Looking for home on 3000 square meters of sand...
In the paper bag I’m holding there are two dry-aged sausages.
Across the fence, Herr Left points to Frau Left with his thumb, and says, “Seventeen when I first saw her!” We know this already. He repeats himself.
“Her too,” M says, pointing at me and catching my eye. He knows that under normal circumstances I would bristle to be so objectified. I shoot him a smile, agreeing that it’s all part of the plan. We are good at playing the roles of man and wife. Our performance is calculated but not without real warmth. We know the Lefts will feel at ease seeing their own version of normal. Our version of normal looks similar but is so different from theirs. Of course, this belief might be the bedrock of all romantic relationships.
The sausages are from northern Hessen, like my husband. For some reason this seemed like an appropriate gesture, but now I’m not so sure. Should we have brought something American? Or maybe wine or cake? I imagine the Lefts trying to chew through the peel of the sausage the way I did the first time I tried it.
“You have to remove the casing,” I say.
“Oh, I know,” Herr Left says, grinning through straight teeth that have been ground down to stubs. He jabs a finger at his own chest and adds, “I was a butcher!”
Frau Left says demurely, “I don’t know if we can accept – I don’t think we can ever repay the kindness.” She slipped and fell over the winter and walks cautiously now.
“Nonsense – no need to,” I say, feeling the guilt percolate. Today we’ll say nothing about the vacant lot because what could we say? Here’s your sausage, now can we have that land? But that is, essentially, the plan. And we have to act soon; they’re both over eighty and who knows how long Herr Left will still remember that Frau Left was seventeen when they fell in love?

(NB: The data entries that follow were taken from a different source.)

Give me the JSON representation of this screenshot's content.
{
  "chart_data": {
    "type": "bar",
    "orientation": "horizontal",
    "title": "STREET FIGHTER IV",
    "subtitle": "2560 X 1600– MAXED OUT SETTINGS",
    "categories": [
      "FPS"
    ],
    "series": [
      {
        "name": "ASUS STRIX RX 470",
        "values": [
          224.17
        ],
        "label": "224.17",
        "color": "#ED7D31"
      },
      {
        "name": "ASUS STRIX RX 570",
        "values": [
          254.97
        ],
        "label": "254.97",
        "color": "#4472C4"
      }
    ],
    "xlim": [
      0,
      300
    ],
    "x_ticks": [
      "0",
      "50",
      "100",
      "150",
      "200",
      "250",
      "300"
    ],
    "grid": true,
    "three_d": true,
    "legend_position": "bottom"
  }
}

I hand over the sausages with a heartfelt smile, wondering if, when we finally pop the question, she will think back to this moment and doubt my sincerity. I hope not. I like them, this old couple that has stuck it out together on this piece of land for so long. But I am afraid to become them, afraid I’ll lose my mind or my balance out here, afraid I’ll be trapped by a marriage or a little town. I need to be able to disappear back into the city.